Quando toca a dinheiro, as conclusões costumam ser mais ou menos as mesmas. A ideia de que pertencer à maçonaria é meio caminho andado para a riqueza é tão natural como errada. Mesmo assim, a pergunta sai disparada em jeito de provocação. Os olhos de Amadeu Carvalho sorriem, como que a agradecer a lembrança.

“Quem acreditar que a maçonaria serve para arranjar emprego para o filho, para a filha, para a sobrinha, está enganado. Não vai receber nada. E olhe, até vão pagar. Portanto, eles que façam contas à vida”. O tiro atinge-me em cheio. Faz isso alguma diferença? A resposta só pode ser sim.

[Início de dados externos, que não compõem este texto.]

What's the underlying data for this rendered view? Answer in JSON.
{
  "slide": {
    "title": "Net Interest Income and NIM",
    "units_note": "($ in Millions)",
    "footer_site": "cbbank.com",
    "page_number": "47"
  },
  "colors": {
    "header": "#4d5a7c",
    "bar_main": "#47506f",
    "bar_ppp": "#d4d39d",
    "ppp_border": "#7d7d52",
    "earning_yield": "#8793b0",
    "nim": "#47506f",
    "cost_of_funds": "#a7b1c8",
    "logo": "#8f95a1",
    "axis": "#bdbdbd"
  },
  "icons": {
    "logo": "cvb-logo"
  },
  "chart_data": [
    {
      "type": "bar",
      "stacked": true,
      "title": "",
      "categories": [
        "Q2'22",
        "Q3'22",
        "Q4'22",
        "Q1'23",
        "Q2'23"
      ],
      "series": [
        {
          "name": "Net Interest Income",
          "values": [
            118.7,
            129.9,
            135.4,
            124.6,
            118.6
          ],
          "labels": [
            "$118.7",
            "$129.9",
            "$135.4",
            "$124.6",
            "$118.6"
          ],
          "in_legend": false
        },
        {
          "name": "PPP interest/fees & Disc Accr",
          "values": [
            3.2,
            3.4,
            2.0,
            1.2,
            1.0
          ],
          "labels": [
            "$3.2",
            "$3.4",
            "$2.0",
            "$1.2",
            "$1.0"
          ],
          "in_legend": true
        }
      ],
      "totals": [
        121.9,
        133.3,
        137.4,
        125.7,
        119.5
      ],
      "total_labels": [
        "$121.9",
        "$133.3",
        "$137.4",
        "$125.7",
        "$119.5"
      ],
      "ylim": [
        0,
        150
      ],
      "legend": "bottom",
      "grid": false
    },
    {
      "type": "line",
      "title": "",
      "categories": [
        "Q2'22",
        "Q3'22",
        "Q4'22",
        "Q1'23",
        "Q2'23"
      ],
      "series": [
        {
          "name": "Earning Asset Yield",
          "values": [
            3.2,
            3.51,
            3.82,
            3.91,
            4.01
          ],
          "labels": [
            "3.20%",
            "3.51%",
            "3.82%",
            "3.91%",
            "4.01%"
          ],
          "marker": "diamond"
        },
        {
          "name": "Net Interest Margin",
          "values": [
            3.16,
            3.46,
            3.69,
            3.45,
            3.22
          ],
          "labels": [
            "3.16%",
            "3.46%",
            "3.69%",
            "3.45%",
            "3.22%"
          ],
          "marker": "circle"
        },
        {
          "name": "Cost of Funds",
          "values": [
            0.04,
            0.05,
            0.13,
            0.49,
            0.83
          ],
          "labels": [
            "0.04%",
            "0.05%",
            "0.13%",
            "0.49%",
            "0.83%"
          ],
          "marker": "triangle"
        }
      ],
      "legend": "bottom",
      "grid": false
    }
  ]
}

Já é tarde. Na esplanada do Parque Verde do Mondego o fresco da noite começa a fazer-se sentir. O dia esteve perfeito, mas já não é a melhor hora para conversar. O professor agarra distraidamente nos apontamentos abandonados na mesa e, enquanto termino o quarto café, a agilidade de décadas leva-lhe a caneta à mão. Sustenho a respiração. Risco aqui, anotação ali, dois ou três minutos que demoram horas.

Levanta-se, estende-me a mão e, sem cerimónia, parte em direção ao parque de estacionamento. Fico sozinho com os meus pensamentos. Na mesa o bloco continua aberto. Leio com atenção.

Olho uma última vez para Coimbra. A cidade parece querer afogar-se no rio. A seus pés, um monte de palavras riscadas desce em direção ao fundo. A verdade, essa, salvou-se.